NASA isn’t the only agency excited about the mission. Several European partners contributed instruments, or instrument components, for the InSight mission. For example, France’s Centre National d’Études Spatiales (CNES) led a multinational team that built an ultra-sensitive seismometer for detecting marsquakes. The German Aerospace Center (DLR) developed a thermal probe that can bury itself up to 16 feet (5 meters) underground and measure heat flowing from inside the planet.

“InSight is a truly international space mission,” said Project Manager Tom Hoffman of JPL. “Our partners have delivered incredibly capable instruments that will make it possible to gather unique science after we land.”

Looking deep into Mars will let scientists understand how different its crust, mantle and core are from their counterparts on Earth. In a sense, Mars is the exoplanet next door: a nearby example of how gas, dust and heat combine and arrange themselves into a planet.

InSight is currently at Vandenberg Air Force Base in California undergoing final preparation before launch. On Wednesday, it completed what’s known as a spin test: the entire spacecraft is rotated at high speeds to confirm its center of gravity.

That’s critical for its entry, descent and landing on Mars in November, Hoffman said.
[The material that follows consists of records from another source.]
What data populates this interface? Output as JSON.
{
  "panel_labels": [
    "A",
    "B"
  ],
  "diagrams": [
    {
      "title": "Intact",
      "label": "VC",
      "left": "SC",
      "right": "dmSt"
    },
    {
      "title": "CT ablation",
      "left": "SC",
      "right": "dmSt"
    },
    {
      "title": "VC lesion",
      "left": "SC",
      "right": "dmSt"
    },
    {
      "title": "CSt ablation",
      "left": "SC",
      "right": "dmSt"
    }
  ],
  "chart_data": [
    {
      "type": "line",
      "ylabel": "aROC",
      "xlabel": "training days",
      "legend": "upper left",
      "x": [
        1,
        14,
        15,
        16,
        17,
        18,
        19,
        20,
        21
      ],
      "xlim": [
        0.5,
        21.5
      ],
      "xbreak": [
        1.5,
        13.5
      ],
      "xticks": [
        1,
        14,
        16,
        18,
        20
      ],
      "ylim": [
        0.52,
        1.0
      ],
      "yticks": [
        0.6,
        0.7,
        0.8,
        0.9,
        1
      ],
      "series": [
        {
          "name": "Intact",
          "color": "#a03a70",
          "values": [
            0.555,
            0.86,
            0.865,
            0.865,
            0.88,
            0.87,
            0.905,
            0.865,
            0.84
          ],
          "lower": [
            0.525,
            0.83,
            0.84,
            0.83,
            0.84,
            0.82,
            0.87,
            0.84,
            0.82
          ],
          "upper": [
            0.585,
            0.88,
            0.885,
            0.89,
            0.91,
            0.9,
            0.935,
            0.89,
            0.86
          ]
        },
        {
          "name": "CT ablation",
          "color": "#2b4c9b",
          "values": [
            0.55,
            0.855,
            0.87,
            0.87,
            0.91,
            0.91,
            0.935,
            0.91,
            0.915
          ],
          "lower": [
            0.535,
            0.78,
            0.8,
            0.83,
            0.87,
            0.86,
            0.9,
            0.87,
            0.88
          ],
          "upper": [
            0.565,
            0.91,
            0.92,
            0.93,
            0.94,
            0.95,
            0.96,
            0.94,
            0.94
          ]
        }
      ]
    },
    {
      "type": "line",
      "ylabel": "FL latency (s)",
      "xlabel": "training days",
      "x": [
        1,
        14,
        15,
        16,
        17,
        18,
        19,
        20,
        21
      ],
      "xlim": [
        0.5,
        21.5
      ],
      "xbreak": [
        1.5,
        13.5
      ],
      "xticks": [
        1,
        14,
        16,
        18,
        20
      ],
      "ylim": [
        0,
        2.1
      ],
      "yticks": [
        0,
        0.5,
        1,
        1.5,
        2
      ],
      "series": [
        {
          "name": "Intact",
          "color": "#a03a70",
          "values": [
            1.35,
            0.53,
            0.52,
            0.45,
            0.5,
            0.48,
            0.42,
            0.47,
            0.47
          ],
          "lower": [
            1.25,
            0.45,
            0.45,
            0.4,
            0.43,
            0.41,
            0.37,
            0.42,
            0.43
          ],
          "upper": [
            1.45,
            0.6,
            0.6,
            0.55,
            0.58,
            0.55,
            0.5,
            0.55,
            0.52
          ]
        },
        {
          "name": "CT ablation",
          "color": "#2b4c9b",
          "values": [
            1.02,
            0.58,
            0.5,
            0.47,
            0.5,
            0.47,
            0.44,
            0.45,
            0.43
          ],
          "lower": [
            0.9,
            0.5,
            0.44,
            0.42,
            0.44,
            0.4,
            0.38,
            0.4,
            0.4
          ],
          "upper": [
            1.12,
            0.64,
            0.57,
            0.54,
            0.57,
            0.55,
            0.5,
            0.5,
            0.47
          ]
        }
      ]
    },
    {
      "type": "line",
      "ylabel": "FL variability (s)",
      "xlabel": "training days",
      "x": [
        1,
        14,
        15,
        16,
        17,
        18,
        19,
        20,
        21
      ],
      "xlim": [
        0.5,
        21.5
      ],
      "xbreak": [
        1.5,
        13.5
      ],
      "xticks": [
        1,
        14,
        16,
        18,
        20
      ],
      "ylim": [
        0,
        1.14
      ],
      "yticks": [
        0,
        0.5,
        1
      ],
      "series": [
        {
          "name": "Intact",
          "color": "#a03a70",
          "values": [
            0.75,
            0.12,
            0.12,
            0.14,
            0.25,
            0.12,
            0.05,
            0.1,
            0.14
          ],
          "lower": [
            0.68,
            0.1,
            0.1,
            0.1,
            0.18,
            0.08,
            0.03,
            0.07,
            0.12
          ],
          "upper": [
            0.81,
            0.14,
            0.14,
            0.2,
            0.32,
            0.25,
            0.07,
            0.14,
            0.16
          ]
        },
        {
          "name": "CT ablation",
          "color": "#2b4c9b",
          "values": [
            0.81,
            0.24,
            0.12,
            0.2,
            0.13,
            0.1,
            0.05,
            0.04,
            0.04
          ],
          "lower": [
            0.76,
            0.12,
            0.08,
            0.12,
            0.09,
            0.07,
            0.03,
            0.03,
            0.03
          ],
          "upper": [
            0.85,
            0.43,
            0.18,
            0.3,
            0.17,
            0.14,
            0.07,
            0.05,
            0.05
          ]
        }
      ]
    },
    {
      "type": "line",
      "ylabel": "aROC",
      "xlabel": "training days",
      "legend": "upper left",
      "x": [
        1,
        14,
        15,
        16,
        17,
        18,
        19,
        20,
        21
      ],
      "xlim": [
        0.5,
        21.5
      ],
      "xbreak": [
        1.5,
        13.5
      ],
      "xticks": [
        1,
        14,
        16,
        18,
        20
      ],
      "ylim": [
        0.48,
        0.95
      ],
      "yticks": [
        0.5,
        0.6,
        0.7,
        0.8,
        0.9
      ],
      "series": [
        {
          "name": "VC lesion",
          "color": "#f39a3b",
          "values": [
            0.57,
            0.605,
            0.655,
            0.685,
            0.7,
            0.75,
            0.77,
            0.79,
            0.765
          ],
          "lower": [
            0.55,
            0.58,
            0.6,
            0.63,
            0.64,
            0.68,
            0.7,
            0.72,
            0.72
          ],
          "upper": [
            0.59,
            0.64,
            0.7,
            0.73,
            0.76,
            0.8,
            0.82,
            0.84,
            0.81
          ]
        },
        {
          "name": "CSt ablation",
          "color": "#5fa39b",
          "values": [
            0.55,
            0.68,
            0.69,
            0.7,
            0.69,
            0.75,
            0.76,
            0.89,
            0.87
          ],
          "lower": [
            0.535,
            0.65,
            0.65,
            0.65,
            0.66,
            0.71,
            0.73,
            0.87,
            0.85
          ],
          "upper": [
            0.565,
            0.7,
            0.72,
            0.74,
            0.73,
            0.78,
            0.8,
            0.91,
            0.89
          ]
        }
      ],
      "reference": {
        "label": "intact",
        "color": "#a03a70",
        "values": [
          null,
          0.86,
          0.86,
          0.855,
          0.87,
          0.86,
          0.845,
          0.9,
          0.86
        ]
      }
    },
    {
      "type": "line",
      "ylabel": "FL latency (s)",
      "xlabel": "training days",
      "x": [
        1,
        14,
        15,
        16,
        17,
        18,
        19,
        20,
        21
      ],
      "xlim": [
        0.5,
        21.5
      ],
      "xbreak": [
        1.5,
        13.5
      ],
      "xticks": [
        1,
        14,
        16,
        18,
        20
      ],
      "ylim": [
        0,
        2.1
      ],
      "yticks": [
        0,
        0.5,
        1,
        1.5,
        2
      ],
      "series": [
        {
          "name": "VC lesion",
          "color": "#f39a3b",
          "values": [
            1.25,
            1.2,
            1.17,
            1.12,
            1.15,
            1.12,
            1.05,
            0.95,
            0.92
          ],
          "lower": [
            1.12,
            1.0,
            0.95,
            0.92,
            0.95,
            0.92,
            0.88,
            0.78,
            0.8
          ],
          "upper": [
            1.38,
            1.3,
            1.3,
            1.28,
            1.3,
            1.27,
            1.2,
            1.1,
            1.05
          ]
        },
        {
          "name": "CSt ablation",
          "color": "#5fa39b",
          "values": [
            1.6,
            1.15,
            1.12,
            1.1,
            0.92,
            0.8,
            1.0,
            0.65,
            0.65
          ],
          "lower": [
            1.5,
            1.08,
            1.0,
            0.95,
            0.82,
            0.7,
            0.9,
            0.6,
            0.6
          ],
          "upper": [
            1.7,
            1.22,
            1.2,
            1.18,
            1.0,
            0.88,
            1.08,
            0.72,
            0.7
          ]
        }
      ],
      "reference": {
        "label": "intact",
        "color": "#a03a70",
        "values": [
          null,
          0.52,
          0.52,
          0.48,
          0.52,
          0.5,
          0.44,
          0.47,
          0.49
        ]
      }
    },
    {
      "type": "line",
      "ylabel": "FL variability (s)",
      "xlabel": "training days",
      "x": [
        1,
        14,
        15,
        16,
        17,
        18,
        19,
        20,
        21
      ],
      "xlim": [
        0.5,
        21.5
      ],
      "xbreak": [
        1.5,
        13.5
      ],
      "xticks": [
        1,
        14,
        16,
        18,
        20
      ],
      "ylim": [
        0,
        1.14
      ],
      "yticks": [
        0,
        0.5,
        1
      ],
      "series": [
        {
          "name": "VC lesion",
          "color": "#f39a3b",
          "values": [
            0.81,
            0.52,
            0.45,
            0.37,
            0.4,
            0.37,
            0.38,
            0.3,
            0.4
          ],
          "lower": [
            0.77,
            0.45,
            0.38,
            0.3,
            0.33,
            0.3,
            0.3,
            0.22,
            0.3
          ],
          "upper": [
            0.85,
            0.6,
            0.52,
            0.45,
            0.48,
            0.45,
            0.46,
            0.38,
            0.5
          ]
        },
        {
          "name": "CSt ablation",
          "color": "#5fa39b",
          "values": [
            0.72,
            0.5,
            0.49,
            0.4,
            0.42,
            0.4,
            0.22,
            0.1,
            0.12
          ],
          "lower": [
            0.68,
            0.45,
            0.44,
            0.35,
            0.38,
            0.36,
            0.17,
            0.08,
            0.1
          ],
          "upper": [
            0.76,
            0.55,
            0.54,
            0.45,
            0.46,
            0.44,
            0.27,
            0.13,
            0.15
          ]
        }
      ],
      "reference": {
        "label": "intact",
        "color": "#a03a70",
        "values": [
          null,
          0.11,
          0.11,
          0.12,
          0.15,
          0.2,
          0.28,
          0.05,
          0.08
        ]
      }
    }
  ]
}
In the next month, the spacecraft will be mounted to its rocket, connections between them will be checked, and the launch team will go through a final training.

“This next month will be exciting,” Banerdt said. “We’ve got some final work to do, but we’re almost ready to go to Mars.”

JPL, a division of Caltech in Pasadena, California, manages the InSight Project for NASA’s Science Mission Directorate, Washington. Lockheed Martin Space, Denver, built and tested the spacecraft. InSight is part of NASA’s Discovery Program, which is managed by NASA’s Marshall Space Flight Center in Huntsville, Alabama.